Vv 1,2: "The punitive campaign against Benjamin was no sooner
concluded than the tribes immediately became very uneasy about the consequences
of their zeal for righteousness. So fully and completely had they done what they
had deemed to be their duty that there was now grave prospect of the complete
disappearance of one of their twelve tribes. For Benjamin was reduced to a mere
handful of men, and how could these continue their families since their brethren
had sworn not to give their daughters in marriage to a tribe of such
wickedness?
"Here is demonstrated the folly of human oaths. Only God, the
Eternal, who knows the end from the beginning, can truly bind Himself by an oath
never to be set aside, for with Him, only, is the wisdom to foresee the
outworking of events. In this incident there is the plainest of all warnings to
those who love government by constitution and minute-book and all the
paraphernalia of the Medes and Persians. Such may be all very well for business
executives, but in a community of the people of God reliance on a cast-iron
adherence to rules and resolutions is a sign of small-mindedness. The fewer the
governing principles of an ecclesia the smaller will be the risk of becoming
fettered hand and foot by chains of one's own fashioning. It was a lesson Israel
should have learned from this experience with Benjamin. It is a lesson the New
Israel has not learned yet" (WJR).
Jdg 21:3
How ironic! It was their own doing.
Jdg 21:4
BUILT AN ALTAR: A pointer that "the house of God" (v 2)

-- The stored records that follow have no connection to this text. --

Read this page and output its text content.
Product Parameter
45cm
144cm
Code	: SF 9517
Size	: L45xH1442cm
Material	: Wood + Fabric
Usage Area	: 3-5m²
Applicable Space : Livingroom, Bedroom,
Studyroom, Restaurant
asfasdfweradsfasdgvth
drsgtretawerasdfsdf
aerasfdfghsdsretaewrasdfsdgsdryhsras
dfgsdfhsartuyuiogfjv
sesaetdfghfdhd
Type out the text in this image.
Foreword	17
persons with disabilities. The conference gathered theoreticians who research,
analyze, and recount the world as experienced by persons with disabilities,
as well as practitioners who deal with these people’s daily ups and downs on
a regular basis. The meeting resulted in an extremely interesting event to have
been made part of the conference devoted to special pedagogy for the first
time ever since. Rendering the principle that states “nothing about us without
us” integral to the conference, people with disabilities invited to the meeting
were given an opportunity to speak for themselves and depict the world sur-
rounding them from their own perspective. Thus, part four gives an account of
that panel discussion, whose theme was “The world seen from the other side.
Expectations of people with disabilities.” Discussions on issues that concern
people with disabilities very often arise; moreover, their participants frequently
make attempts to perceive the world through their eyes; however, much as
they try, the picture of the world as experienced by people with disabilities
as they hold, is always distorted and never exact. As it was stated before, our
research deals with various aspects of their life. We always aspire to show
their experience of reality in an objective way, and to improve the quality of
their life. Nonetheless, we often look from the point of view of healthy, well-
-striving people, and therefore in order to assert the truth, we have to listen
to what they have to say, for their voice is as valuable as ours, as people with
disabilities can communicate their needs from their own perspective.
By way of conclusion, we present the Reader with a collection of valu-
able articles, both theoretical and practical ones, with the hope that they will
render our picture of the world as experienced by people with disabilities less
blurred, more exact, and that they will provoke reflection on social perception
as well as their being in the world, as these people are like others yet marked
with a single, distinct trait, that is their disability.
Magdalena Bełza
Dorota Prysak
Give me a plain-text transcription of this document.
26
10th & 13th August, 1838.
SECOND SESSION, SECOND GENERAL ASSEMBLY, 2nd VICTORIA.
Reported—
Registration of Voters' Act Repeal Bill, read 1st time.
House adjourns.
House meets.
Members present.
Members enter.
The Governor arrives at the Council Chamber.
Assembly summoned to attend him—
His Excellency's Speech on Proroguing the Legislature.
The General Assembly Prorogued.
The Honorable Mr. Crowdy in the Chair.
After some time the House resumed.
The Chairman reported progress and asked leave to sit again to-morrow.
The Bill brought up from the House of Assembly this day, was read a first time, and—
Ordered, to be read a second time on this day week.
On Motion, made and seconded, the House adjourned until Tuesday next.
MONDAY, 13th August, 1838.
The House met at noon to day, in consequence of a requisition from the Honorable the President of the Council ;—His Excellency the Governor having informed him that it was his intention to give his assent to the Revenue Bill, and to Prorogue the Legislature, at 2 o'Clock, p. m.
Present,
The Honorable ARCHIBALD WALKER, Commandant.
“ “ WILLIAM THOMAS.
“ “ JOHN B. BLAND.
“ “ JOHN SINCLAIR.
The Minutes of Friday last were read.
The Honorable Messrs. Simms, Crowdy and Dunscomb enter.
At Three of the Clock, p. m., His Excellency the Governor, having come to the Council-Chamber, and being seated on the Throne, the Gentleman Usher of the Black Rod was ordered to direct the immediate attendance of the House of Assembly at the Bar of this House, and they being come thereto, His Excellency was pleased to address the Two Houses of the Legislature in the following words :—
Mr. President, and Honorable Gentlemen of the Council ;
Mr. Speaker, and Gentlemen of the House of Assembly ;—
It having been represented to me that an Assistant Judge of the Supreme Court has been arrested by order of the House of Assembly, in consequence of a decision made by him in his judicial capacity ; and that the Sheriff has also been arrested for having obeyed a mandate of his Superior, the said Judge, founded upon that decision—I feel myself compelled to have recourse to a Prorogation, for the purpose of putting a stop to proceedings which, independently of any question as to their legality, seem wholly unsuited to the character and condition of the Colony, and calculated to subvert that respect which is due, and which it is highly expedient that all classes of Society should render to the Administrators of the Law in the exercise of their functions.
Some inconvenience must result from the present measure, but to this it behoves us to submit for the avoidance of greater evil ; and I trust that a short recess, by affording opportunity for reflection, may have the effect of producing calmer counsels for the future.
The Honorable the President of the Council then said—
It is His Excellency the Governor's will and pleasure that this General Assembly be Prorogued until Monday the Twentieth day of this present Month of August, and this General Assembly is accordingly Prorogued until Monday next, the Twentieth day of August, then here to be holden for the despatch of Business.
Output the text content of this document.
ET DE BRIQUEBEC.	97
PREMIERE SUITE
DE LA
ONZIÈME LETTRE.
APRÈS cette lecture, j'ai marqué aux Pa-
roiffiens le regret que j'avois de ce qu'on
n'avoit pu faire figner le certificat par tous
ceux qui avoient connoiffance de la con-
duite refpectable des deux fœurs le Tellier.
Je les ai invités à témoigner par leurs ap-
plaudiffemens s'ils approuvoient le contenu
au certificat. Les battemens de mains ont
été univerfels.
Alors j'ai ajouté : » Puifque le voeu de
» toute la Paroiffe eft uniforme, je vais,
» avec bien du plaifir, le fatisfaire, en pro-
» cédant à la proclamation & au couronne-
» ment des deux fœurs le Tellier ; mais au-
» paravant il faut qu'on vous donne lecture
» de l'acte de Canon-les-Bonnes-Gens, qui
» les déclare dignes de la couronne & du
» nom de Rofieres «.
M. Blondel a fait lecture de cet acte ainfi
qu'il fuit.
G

was not Shiloh, for the altar there would not need (re)building. But it is easy
to understand that the ancient holy place at Bethel had fallen into
disuse.
Jdg 21:5
ANYONE WHO FAILED TO ASSEMBLE BEFORE THE LORD: Cp the
curse on Meroz (Jdg 5:23).
Jdg 21:7
NOT TO GIVE THEM ANY OF OUR DAUGHTERS IN MARRIAGE:
Treating Benjamin like Canaanites: Deu 7:3,4.
Jdg 21:10
"Straining out gnats and swallowing camels": this attack on
Jabesh-gilead was at least as sinful as the initial sin of Gibeah.
Jdg 21:19
Such precise details of location were necessary from time of
Samuel onward, because the Philistines wiped Shiloh off the map (Jer 7:12-15;
26:6,9).
Jdg 21:21
THE GIRLS OF SHILOH: They would be mostly from Ephraim.
The other wives of Benjamin were from Manasseh. Thus the descendants of Rachel
come together -- Ephraim and Manasseh with Benjamin.
Jdg 21:23
600 families in an area where there was once 25,000 (Jdg
20:46,47). (This incident was remembered in days of Hosea: Hos 10:9.)